I have a large dataframe that has temperature measurements where some of the values are missing. The values are in two separate columns, where one has the actual measurements (TEMP), while the other column has only estimated temperatures (TEMP_ESTIMATED).
I'm trying to create a new column where these 2 values are combined in a way that the new column would have the actual measurement values if the value exists (is not NaN), and otherwise the new column would have the estimated values. Example of dataframe and how I would want it to look after the for-loop.
I have tried many different ways to do this but none of them have worked so far. I'm still new to programming so I apologize if there are some obvious mistakes, just trying to learn more!
What I tried the last time but the values were not added to the new column (I have imported pandas already and all the temperature data is saved to the data.DataFrame):
for i in range(len(data)):
if data.at[i, 'TEMP'] == 'NaN':
data.at[i, 'TEMP_ALL'] = data.at[i, 'TEMP_ESTIMATED']
else:
data.at[i, 'TEMP_ALL'] = data.at[i, 'TEMP']
I would greatly appreciate any feedback on this or any alternate ways how to achieve the desired result, thank you!
CodePudding user response:
You can try using np.where
:
import pandas as pd
import numpy as np
df = pd.DataFrame(data={'DATE': ['20100101', '20100102', '20100103', '20100104', '20100105'],
'TEMP': [np.nan, np.nan, np.nan, 15, 20],
'TEMP_ESTIMATED': [10, 15, 16, 17, 22]})
df = df.rename_axis('index')
df['TEMP_ALL'] = np.where(np.isnan(df.TEMP), df.TEMP_ESTIMATED, df.TEMP)

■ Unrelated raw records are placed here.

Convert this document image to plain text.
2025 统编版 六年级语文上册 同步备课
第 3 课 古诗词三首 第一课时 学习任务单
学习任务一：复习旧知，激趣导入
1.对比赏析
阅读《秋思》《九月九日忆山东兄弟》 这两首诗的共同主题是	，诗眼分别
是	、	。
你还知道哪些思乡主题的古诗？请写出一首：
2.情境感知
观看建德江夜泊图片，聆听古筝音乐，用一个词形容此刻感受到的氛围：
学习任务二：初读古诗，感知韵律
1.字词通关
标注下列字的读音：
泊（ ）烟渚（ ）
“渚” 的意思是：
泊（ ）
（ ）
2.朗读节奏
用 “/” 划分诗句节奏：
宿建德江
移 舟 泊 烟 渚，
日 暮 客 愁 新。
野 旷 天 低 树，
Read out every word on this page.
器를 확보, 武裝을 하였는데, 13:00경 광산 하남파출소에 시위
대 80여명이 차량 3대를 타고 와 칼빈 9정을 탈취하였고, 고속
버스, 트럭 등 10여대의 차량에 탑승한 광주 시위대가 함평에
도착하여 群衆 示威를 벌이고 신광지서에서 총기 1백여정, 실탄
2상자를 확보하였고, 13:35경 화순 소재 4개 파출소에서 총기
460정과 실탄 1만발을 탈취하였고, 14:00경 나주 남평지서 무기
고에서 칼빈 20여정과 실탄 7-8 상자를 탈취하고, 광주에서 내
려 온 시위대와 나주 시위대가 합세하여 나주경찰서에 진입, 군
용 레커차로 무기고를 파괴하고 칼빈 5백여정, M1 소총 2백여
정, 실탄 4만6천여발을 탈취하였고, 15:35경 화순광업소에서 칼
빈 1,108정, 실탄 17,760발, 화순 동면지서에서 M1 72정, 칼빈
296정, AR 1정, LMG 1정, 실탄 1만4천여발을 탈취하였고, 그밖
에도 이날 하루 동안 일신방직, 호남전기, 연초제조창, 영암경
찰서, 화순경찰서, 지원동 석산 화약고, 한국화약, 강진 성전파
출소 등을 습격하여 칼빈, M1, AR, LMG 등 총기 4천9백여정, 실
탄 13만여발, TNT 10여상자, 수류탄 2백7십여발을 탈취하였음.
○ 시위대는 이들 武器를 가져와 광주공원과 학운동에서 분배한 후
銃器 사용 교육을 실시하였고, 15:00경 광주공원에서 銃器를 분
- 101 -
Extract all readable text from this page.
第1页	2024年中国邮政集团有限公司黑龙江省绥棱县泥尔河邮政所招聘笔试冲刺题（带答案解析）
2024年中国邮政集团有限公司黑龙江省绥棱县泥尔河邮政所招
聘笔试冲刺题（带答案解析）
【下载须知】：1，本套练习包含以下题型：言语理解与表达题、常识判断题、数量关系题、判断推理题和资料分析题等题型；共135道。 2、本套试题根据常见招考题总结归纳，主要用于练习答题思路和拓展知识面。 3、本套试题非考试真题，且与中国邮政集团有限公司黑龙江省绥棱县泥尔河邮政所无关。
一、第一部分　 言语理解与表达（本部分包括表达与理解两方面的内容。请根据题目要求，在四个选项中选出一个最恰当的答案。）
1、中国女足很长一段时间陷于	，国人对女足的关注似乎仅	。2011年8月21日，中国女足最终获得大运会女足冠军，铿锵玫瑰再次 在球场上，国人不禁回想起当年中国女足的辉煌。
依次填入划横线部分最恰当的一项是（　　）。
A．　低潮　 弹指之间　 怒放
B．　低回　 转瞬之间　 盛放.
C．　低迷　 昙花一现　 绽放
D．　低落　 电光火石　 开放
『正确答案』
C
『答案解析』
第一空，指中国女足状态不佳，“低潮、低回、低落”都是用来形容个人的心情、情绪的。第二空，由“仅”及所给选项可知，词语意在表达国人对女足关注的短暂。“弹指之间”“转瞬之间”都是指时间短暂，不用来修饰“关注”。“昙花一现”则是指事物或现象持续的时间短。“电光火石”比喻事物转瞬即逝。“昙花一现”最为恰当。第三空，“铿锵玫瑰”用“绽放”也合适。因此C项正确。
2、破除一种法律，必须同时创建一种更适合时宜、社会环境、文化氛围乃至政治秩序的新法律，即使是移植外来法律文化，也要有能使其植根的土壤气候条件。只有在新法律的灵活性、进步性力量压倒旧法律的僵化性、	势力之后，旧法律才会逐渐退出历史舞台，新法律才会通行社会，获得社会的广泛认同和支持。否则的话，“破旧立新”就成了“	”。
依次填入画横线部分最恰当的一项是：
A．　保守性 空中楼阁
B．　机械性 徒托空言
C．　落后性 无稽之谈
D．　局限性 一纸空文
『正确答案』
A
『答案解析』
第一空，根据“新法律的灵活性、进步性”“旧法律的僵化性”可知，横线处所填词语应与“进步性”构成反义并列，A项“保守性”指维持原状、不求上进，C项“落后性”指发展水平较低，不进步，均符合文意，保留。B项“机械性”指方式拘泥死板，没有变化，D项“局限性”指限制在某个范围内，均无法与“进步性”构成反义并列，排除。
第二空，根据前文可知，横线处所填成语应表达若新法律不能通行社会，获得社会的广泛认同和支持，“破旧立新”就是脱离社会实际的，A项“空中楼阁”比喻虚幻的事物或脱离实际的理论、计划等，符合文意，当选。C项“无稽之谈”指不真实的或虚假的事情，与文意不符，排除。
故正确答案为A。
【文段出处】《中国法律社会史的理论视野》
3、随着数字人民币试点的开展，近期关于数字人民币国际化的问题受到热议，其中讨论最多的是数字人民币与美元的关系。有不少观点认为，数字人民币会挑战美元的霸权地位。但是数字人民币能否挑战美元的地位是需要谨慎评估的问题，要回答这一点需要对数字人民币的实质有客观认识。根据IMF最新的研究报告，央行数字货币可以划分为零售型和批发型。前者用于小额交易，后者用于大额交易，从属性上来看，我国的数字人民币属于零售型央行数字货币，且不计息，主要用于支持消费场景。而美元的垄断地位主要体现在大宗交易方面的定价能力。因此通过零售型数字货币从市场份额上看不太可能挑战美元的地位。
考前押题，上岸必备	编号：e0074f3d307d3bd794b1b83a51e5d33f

index | DATE | TEMP | TEMP_ESTIMATED | TEMP_ALL |
---|---|---|---|---|
0 | 20100101 | nan | 10 | 10 |
1 | 20100102 | nan | 15 | 15 |
2 | 20100103 | nan | 16 | 16 |
3 | 20100104 | 15 | 17 | 15 |
4 | 20100105 | 20 | 22 | 20 |
If your NaN values are strings, try:
df['TEMP_ALL'] = np.where(df.TEMP == 'NaN', df.TEMP_ESTIMATED, df.TEMP)